My baby boy,
Tomorrow is Ellie’s first day at her new school. She’s excited, but a little nervous. Maybe you could check up on her a little tomorrow, let her know that she’s going to do great. If you were still with us, you wouldn’t be at the same school as her. Her school is only 4th and 5th grades.
I’m back at home, but feel very lost. I don’t even know how to describe it, but it’s very uncomfortable. Before I got to Pittsburgh, there was a “future” ahead of me. Now it just seems as if I’m in survival mode and just going day to day. I don’t know why, I don’t know how to change it. Maybe I shouldn’t say “change” or “fix” with this. I don’t think there’s really anything I can do. It’s a huge transition and it was my first life transition without you.
Our household goods pinged today and they’re at a railroad station in Illinois. They were at the station in California just five days ago, so I’m hoping they’ll get here before May 7th. Elijah and Ellie made a comment today about our house feeling “weird”. I told them once our stuff comes and all the toys that it’ll feel like our home. It’s hard with everything missing.

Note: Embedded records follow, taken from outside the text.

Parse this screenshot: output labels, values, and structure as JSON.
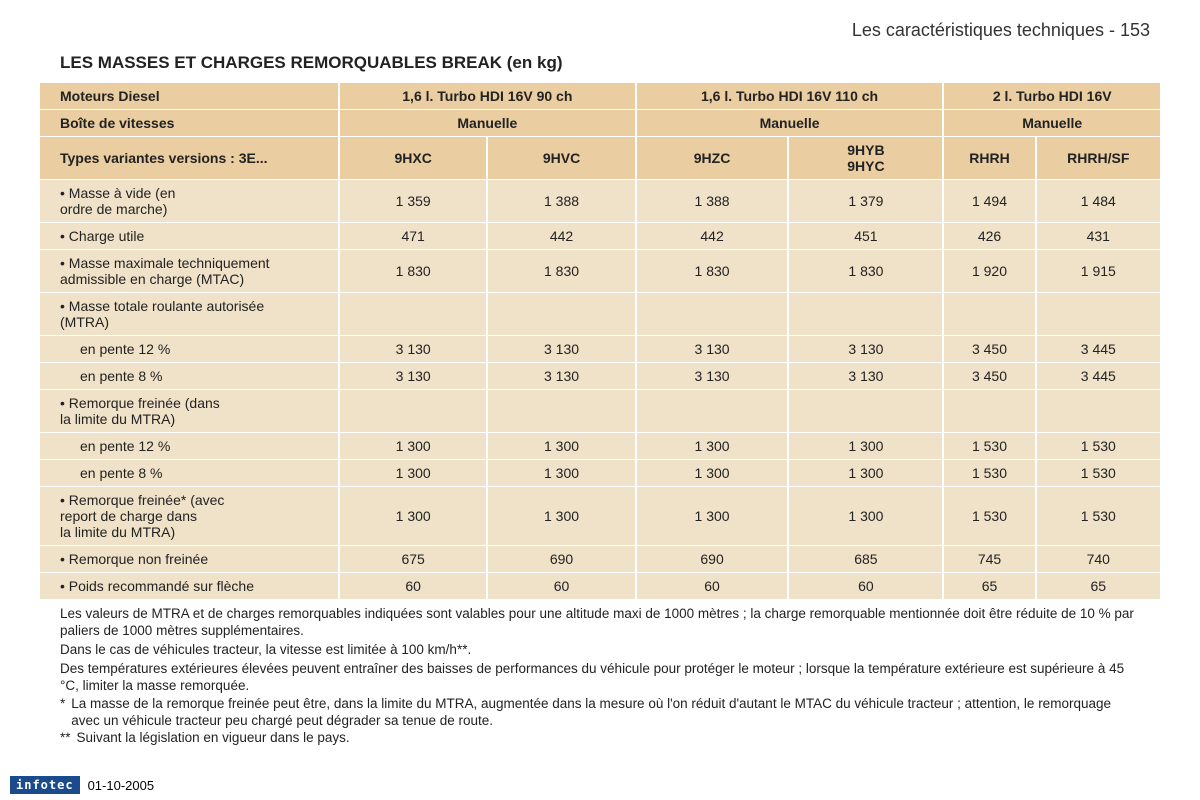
{
  "pageHeader": "Les caractéristiques techniques - 153",
  "sectionTitle": "LES MASSES ET CHARGES REMORQUABLES BREAK (en kg)",
  "colors": {
    "header_bg": "#eacda0",
    "cell_bg": "#f0e2c8",
    "page_bg": "#ffffff",
    "text": "#222222",
    "badge_bg": "#1a4b8c",
    "badge_text": "#ffffff"
  },
  "fonts": {
    "body_size": 14,
    "title_size": 17,
    "header_size": 18,
    "notes_size": 13.5
  },
  "table": {
    "row1": {
      "label": "Moteurs Diesel",
      "groups": [
        "1,6 l. Turbo HDI 16V 90 ch",
        "1,6 l. Turbo HDI 16V 110 ch",
        "2 l. Turbo HDI 16V"
      ]
    },
    "row2": {
      "label": "Boîte de vitesses",
      "groups": [
        "Manuelle",
        "Manuelle",
        "Manuelle"
      ]
    },
    "row3": {
      "label": "Types variantes versions : 3E...",
      "cols": [
        "9HXC",
        "9HVC",
        "9HZC",
        "9HYB\n9HYC",
        "RHRH",
        "RHRH/SF"
      ]
    },
    "data": [
      {
        "label": "• Masse à vide (en\n  ordre de marche)",
        "vals": [
          "1 359",
          "1 388",
          "1 388",
          "1 379",
          "1 494",
          "1 484"
        ]
      },
      {
        "label": "• Charge utile",
        "vals": [
          "471",
          "442",
          "442",
          "451",
          "426",
          "431"
        ]
      },
      {
        "label": "• Masse maximale techniquement\n  admissible en charge (MTAC)",
        "vals": [
          "1 830",
          "1 830",
          "1 830",
          "1 830",
          "1 920",
          "1 915"
        ]
      },
      {
        "label": "• Masse totale roulante autorisée\n  (MTRA)",
        "vals": [
          "",
          "",
          "",
          "",
          "",
          ""
        ]
      },
      {
        "label": "en pente 12 %",
        "sub": true,
        "vals": [
          "3 130",
          "3 130",
          "3 130",
          "3 130",
          "3 450",
          "3 445"
        ]
      },
      {
        "label": "en pente 8 %",
        "sub": true,
        "vals": [
          "3 130",
          "3 130",
          "3 130",
          "3 130",
          "3 450",
          "3 445"
        ]
      },
      {
        "label": "• Remorque freinée (dans\n  la limite du MTRA)",
        "vals": [
          "",
          "",
          "",
          "",
          "",
          ""
        ]
      },
      {
        "label": "en pente 12 %",
        "sub": true,
        "vals": [
          "1 300",
          "1 300",
          "1 300",
          "1 300",
          "1 530",
          "1 530"
        ]
      },
      {
        "label": "en pente 8 %",
        "sub": true,
        "vals": [
          "1 300",
          "1 300",
          "1 300",
          "1 300",
          "1 530",
          "1 530"
        ]
      },
      {
        "label": "• Remorque freinée* (avec\n  report de charge dans\n  la limite du MTRA)",
        "vals": [
          "1 300",
          "1 300",
          "1 300",
          "1 300",
          "1 530",
          "1 530"
        ]
      },
      {
        "label": "• Remorque non freinée",
        "vals": [
          "675",
          "690",
          "690",
          "685",
          "745",
          "740"
        ]
      },
      {
        "label": "• Poids recommandé sur flèche",
        "vals": [
          "60",
          "60",
          "60",
          "60",
          "65",
          "65"
        ]
      }
    ]
  },
  "notes": [
    "Les valeurs de MTRA et de charges remorquables indiquées sont valables pour une altitude maxi de 1000 mètres ; la charge remorquable mentionnée doit être réduite de 10 % par paliers de 1000 mètres supplémentaires.",
    "Dans le cas de véhicules tracteur, la vitesse est limitée à 100 km/h**.",
    "Des températures extérieures élevées peuvent entraîner des baisses de performances du véhicule pour protéger le moteur ; lorsque la température extérieure est supérieure à 45 °C, limiter la masse remorquée."
  ],
  "footnotes": {
    "star1": "*",
    "star1_text": "La masse de la remorque freinée peut être, dans la limite du MTRA, augmentée dans la mesure où l'on réduit d'autant le MTAC du véhicule tracteur ; attention, le remorquage avec un véhicule tracteur peu chargé peut dégrader sa tenue de route.",
    "star2": "**",
    "star2_text": "Suivant la législation en vigueur dans le pays."
  },
  "footer": {
    "badge": "infotec",
    "date": "01-10-2005"
  }
}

I do know there’s a brighter road ahead. I know that everything will fall into place. I know I’m taking all the necessary steps for both your siblings and I to navigate everything. However, it’s hard to see past these extremely hard days.
I love you more than anything, baby. I would give anything to see you again. I can just picture you walking through the doorway of my bedroom to tell me you “can’t sleep”. Please continue to watch over us. Goodnight and sweet dreams, sweetheart.